Does the broader structure of worship leadership exemplified by "worship teams" fit in well with a Reformed concept of the priesthood of all believers? If so—and I think it does or at least can—a whole number of questions beg to be answered:
What is a good role for a worship team? (OK, I'll use the term because it will communicate.) How are worship teams best nurtured, developed, led, to take a place alongside—rather than replace—traditional organ and choral music? What are the best resources for contemporary music? How much technology is really appropriate? How can worship teams grow in musical and liturgical competence and integrity?
Ask me those questions about traditional organ and choral music, and I can point to a host of resources and degree programs. But when I get questions about more current styles of contemporary music, I draw too many blanks. So I asked one more question: Can this sister act with integrity in new directions?
Is it possible that I, trained as a classical musician, could make some contribution in my own congregation by exploring and experimenting with more contemporary styles with our "small group"? How about visiting other worship teams and then applying some of what I learn right in my home church?

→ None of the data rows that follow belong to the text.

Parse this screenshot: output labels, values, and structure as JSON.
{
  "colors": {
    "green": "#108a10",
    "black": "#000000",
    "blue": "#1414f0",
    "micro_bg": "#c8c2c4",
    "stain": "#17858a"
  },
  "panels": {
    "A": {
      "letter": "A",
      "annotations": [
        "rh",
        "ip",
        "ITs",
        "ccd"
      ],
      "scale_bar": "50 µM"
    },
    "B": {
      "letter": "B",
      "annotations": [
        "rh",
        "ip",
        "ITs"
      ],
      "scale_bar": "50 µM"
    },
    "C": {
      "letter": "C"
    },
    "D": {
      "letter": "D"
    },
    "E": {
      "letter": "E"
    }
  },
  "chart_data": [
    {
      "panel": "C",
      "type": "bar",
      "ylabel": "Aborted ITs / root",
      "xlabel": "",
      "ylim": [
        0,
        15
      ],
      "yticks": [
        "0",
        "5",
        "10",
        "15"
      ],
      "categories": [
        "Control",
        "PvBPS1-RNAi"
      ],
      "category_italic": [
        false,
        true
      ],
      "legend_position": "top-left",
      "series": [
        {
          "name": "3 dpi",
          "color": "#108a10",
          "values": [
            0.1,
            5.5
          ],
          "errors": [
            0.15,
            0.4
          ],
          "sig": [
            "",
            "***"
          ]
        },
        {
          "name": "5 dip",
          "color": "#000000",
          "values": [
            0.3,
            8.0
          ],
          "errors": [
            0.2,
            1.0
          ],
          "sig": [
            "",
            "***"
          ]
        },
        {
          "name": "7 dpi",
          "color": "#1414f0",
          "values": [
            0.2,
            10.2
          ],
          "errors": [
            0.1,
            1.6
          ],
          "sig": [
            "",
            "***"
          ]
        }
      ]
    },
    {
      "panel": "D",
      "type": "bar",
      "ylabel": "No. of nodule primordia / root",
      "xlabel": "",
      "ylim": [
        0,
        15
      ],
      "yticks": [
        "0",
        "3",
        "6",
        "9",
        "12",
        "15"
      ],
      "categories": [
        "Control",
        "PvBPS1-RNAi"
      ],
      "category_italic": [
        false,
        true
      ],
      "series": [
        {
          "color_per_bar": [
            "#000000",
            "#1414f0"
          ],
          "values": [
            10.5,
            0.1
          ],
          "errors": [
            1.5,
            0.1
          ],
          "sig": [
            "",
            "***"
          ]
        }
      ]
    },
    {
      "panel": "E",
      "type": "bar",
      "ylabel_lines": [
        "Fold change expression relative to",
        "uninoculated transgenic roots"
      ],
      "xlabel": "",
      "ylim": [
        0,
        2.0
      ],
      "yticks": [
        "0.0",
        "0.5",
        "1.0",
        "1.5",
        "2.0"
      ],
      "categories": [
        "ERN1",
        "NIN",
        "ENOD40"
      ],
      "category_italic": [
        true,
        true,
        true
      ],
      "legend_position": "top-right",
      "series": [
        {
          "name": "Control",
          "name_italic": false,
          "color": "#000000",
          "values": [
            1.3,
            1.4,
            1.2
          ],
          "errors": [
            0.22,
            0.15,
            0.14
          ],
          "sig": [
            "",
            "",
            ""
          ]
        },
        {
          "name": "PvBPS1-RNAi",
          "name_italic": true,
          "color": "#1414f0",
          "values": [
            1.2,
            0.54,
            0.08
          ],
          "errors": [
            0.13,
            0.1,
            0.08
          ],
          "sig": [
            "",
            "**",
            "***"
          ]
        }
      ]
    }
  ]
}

Several meetings later, both at the office and at church, a plan was in place for a six-month half-time educational leave (this plan is anything but a sabbatical!). The first half of this year I'm half-time in the office and half-time on leave. I already started the choir and some organ playing in September, so I've had a full fall. I couldn't ask for a more congenial and welcoming congregation, a group who are supportive and challenging in many good ways.
As I write this editorial, I'm getting ready to visit other churches and sit in on some of their worship team rehearsals, learning from behind the scenes just how they prepare, how they choose music, what training and leadership they offer. Then I'll try to apply some of what I'm learning right at home. The best place to be. For now.
So far, I'm having a great time. My desk now sports a synthesizer, wired to my computer with a music software program. Not that I know what I'm doing yet.